Aber noch eines der anderen Spiele der Siegerliste interessierte Klaus, immerhin eines der besten sechs und noch verfügbar! Und nach einigen Tests stand für ihn fest: Das wird der Titel für die SPIEL 2009 für den Argentum Verlag. Über 70 Testpartien folgten. Immer weiter wurde an den Stellschrauben gedreht und das Feintuning verbessert, bis in enger Zusammenarbeit mit dem Autor Andreas Steding und dem Illustrator Dennis Lohausen aus „Wettstreit der Händler“ schließlich Hansa Teutonica wurde. Wie eingangs schon erwähnt, fand es großen Anklang in der Spielergemeinde. Klaus erzählt: „Für mich persönlich war diese Entwicklung sehr besonders und hat ganz klar die Grundlage dafür gelegt, dass ich mein Hobby zum Beruf machen konnte.“ Auch die Ost-Erweiterung und die Britannia-Erweiterung erfreuten sich bei Fans großer Beliebtheit. Als die Rechte am Spiel 2019 an den Autor zurückgingen, stand schnell fest, dass Pegasus Spiele sich um eine Neuauflage bemühen würde. Und dass Klaus wieder die Redaktion übernimmt.
Was aber macht dieses Kennerspiel so besonders? Zunächst die Basics: Drei bis fünf von euch schlüpfen für 45 bis 90 Minuten in die Rolle mittelalterlicher Kaufleute. Durch geschicktes Einsetzen eurer Untergebenen auf dem Spielplan versucht ihr, Handelsrouten und -netzwerke zwischen den norddeutschen Hansestädten aufzubauen. Für erfolgreich aufgebaute Verbindungen könnt ihr je nach Route weitere Handelsniederlassungen gründen, eure Fähigkeiten ausbauen oder Sonderpunkte kassieren. Verbindet ihr beispielsweise Hamburg mit Lübeck dürft ihr eure Eigenschaft Einkommen verbessern. Dazu nehmt ihr einen der Händler von eurem Spielertableau, erhöht so gleichzeitig eure verfügbaren Händler und schaltet die neue Stufe der Fähigkeit Einkommen frei. Ihr versucht somit, möglichst schnell für euch lukrative Handelsrouten mit euren Händlern zu füllen. Denn nur wenn ihr eine Strecke komplett mit euren Händlern besetzt habt, könnt ihr sie auch einlösen. Schlecht also, wenn eure Mitspieler sich einfach in „eurer“ Route einnisten.

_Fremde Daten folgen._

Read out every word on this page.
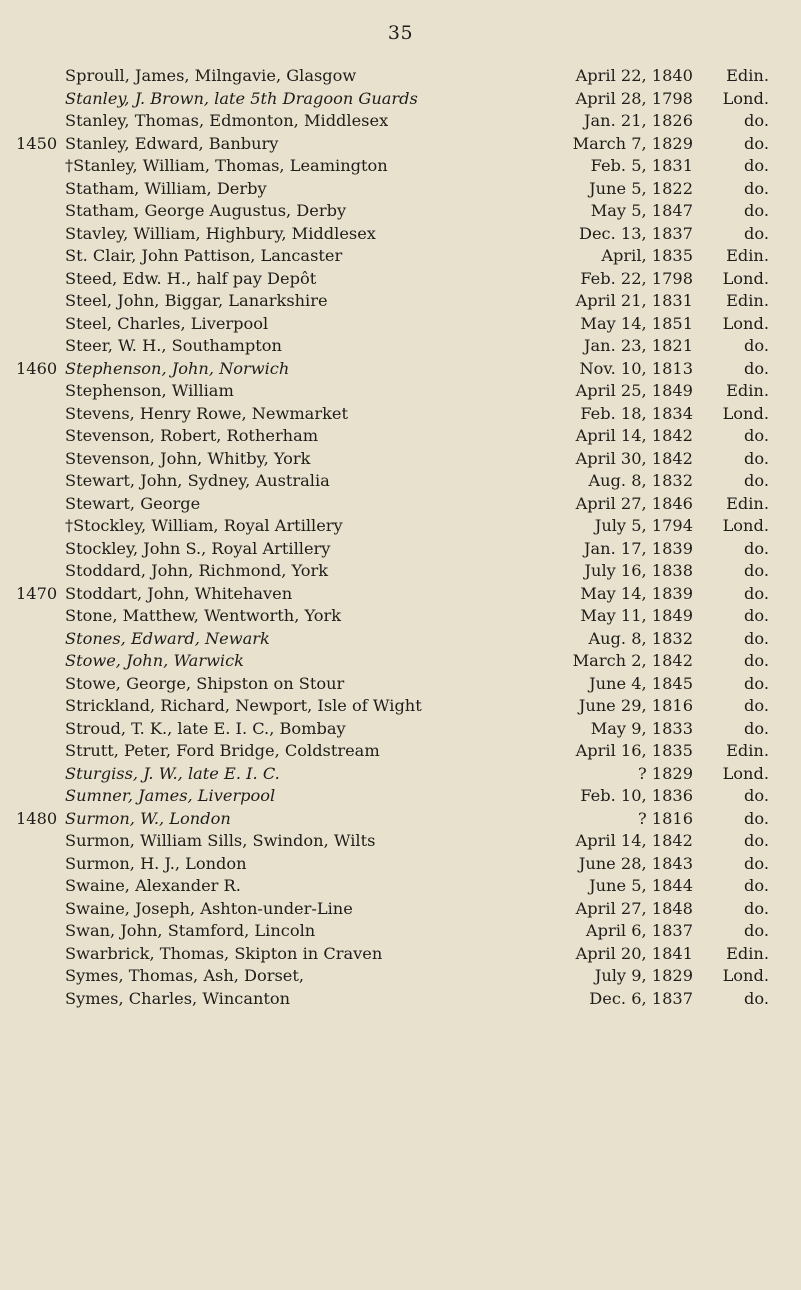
35
Sproull, James, Milngavie, Glasgow	April 22, 1840	Edin.
Stanley, J. Brown, late 5th Dragoon Guards	April 28, 1798	Lond.
Stanley, Thomas, Edmonton, Middlesex	Jan. 21, 1826	do.
1450 Stanley, Edward, Banbury	March 7, 1829	do.
†Stanley, William, Thomas, Leamington	Feb. 5, 1831	do.
Statham, William, Derby	June 5, 1822	do.
Statham, George Augustus, Derby	May 5, 1847	do.
Stavley, William, Highbury, Middlesex	Dec. 13, 1837	do.
St. Clair, John Pattison, Lancaster	April, 1835	Edin.
Steed, Edw. H., half pay Depôt	Feb. 22, 1798	Lond.
Steel, John, Biggar, Lanarkshire	April 21, 1831	Edin.
Steel, Charles, Liverpool	May 14, 1851	Lond.
Steer, W. H., Southampton	Jan. 23, 1821	do.
1460 Stephenson, John, Norwich	Nov. 10, 1813	do.
Stephenson, William	April 25, 1849	Edin.
Stevens, Henry Rowe, Newmarket	Feb. 18, 1834	Lond.
Stevenson, Robert, Rotherham	April 14, 1842	do.
Stevenson, John, Whitby, York	April 30, 1842	do.
Stewart, John, Sydney, Australia	Aug. 8, 1832	do.
Stewart, George	April 27, 1846	Edin.
†Stockley, William, Royal Artillery	July 5, 1794	Lond.
Stockley, John S., Royal Artillery	Jan. 17, 1839	do.
Stoddard, John, Richmond, York	July 16, 1838	do.
1470 Stoddart, John, Whitehaven	May 14, 1839	do.
Stone, Matthew, Wentworth, York	May 11, 1849	do.
Stones, Edward, Newark	Aug. 8, 1832	do.
Stowe, John, Warwick	March 2, 1842	do.
Stowe, George, Shipston on Stour	June 4, 1845	do.
Strickland, Richard, Newport, Isle of Wight	June 29, 1816	do.
Stroud, T. K., late E. I. C., Bombay	May 9, 1833	do.
Strutt, Peter, Ford Bridge, Coldstream	April 16, 1835	Edin.
Sturgiss, J. W., late E. I. C.	? 1829	Lond.
Sumner, James, Liverpool	Feb. 10, 1836	do.
1480 Surmon, W., London	? 1816	do.
Surmon, William Sills, Swindon, Wilts	April 14, 1842	do.
Surmon, H. J., London	June 28, 1843	do.
Swaine, Alexander R.	June 5, 1844	do.
Swaine, Joseph, Ashton-under-Line	April 27, 1848	do.
Swan, John, Stamford, Lincoln	April 6, 1837	do.
Swarbrick, Thomas, Skipton in Craven	April 20, 1841	Edin.
Symes, Thomas, Ash, Dorset,	July 9, 1829	Lond.
Symes, Charles, Wincanton	Dec. 6, 1837	do.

Und hier kommt der besondere Verdrängungsmechanismus ins Spiel, den Klaus seit 2009 so in keinem anderen Spiel gesehen hat: Ihr könnt jederzeit die Würfel der anderen Spieler von einem Platz auf einer Handelsroute verdrängen. Allerdings müsst ihr dafür nicht nur zusätzliche Händler abgeben, sondern eure Mitspieler dürfen ihren verdrängten Händler und einen weiteren sofort wieder auf der Karte einsetzen. Da überlegt man zweimal, ob man seinen Konkurrenten diesen Schub gönnen möchte.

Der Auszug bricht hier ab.